School of Aerospace, Transport and Manufacturing, Cranfield University, Bedford MK43 0AL, UK.
Neural Netw. 2022 Jan;145:33-41. doi: 10.1016/j.neunet.2021.10.009. Epub 2021 Oct 21.
In this paper, a complementary learning scheme for experience transference of unknown continuous-time linear systems is proposed. The algorithm is inspired in the complementary learning properties that exhibit the hippocampus and neocortex learning systems via the striatum. The hippocampus is modelled as pattern-separated data of a human optimized controller. The neocortex is modelled as a Q-reinforcement learning algorithm which improves the hippocampus control policy.
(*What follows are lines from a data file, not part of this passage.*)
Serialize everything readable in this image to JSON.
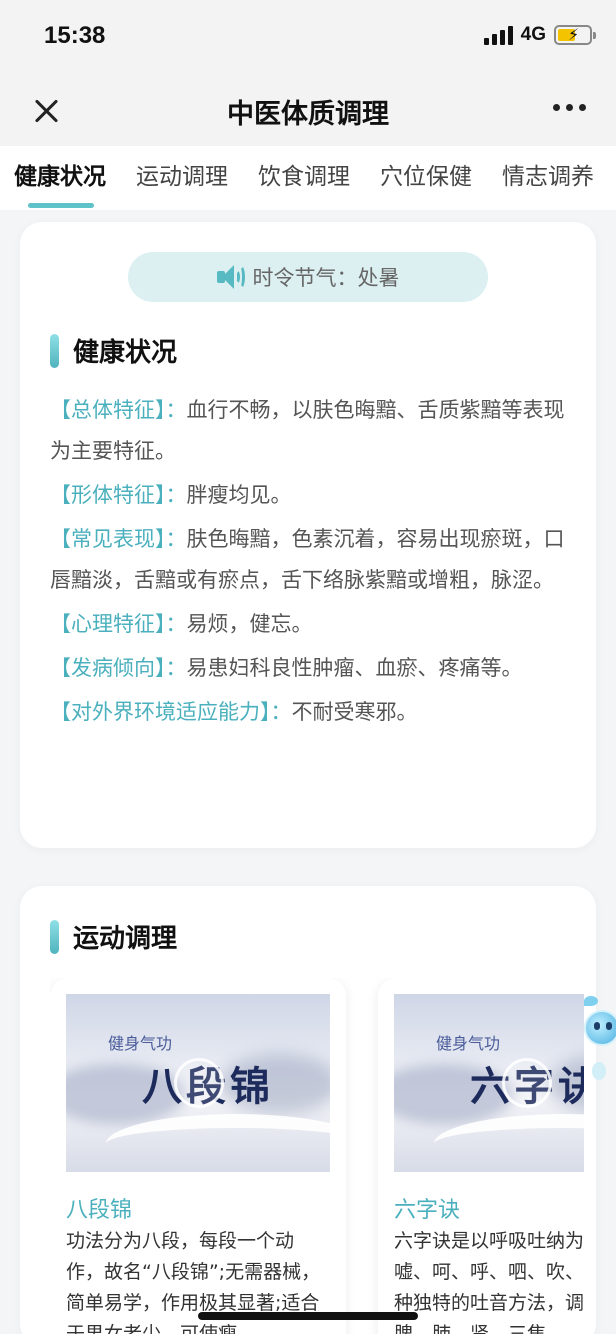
{
  "status_bar": {
    "time": "15:38",
    "network": "4G"
  },
  "nav": {
    "title": "中医体质调理"
  },
  "tabs": [
    {
      "label": "健康状况",
      "active": true
    },
    {
      "label": "运动调理",
      "active": false
    },
    {
      "label": "饮食调理",
      "active": false
    },
    {
      "label": "穴位保健",
      "active": false
    },
    {
      "label": "情志调养",
      "active": false
    }
  ],
  "solar_term": {
    "label": "时令节气：处暑",
    "icon": "speaker-icon"
  },
  "health": {
    "title": "健康状况",
    "items": [
      {
        "label": "【总体特征】：",
        "text": "血行不畅，以肤色晦黯、舌质紫黯等表现为主要特征。"
      },
      {
        "label": "【形体特征】：",
        "text": "胖瘦均见。"
      },
      {
        "label": "【常见表现】：",
        "text": "肤色晦黯，色素沉着，容易出现瘀斑，口唇黯淡，舌黯或有瘀点，舌下络脉紫黯或增粗，脉涩。"
      },
      {
        "label": "【心理特征】：",
        "text": "易烦，健忘。"
      },
      {
        "label": "【发病倾向】：",
        "text": "易患妇科良性肿瘤、血瘀、疼痛等。"
      },
      {
        "label": "【对外界环境适应能力】：",
        "text": "不耐受寒邪。"
      }
    ]
  },
  "exercise": {
    "title": "运动调理",
    "cards": [
      {
        "image_subtitle": "健身气功",
        "image_title": "八段锦",
        "name": "八段锦",
        "desc": "功法分为八段，每段一个动作，故名“八段锦”;无需器械，简单易学，作用极其显著;适合于男女老少，可使瘦"
      },
      {
        "image_subtitle": "健身气功",
        "image_title": "六字诀",
        "name": "六字诀",
        "desc": "六字诀是以呼吸吐纳为主，合嘘、呵、呼、呬、吹、嘻，一种独特的吐音方法，调节心、脾、肺、肾、三焦"
      }
    ]
  },
  "colors": {
    "accent": "#4bb0bd",
    "tab_indicator": "#5ec2c9",
    "solar_bg": "#dceff1"
  }
}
The complementary learning (striatum) is designed as an inverse reinforcement learning algorithm which relates the hippocampus and neocortex learning models to seek and transfer the weights of the hidden expert's utility function. Convergence of the proposed approach is analysed using Lyapunov recursions. Simulations are given to verify the proposed approach.
本文提出了一种用于未知连续时间线性系统经验迁移的补充学习方案。该算法的灵感来源于纹状体中展示海马体和新皮层学习系统的互补学习特性。海马体被建模为人类优化控制器的模式分离数据。新皮层被建模为 Q 强化学习算法,该算法改进了海马体控制策略。互补学习(纹状体)被设计为一种逆强化学习算法,它将海马体和新皮层学习模型联系起来,以寻求和转移隐藏专家效用函数的权重。使用 Lyapunov 递归分析了所提出方法的收敛性。给出了仿真结果以验证所提出的方法。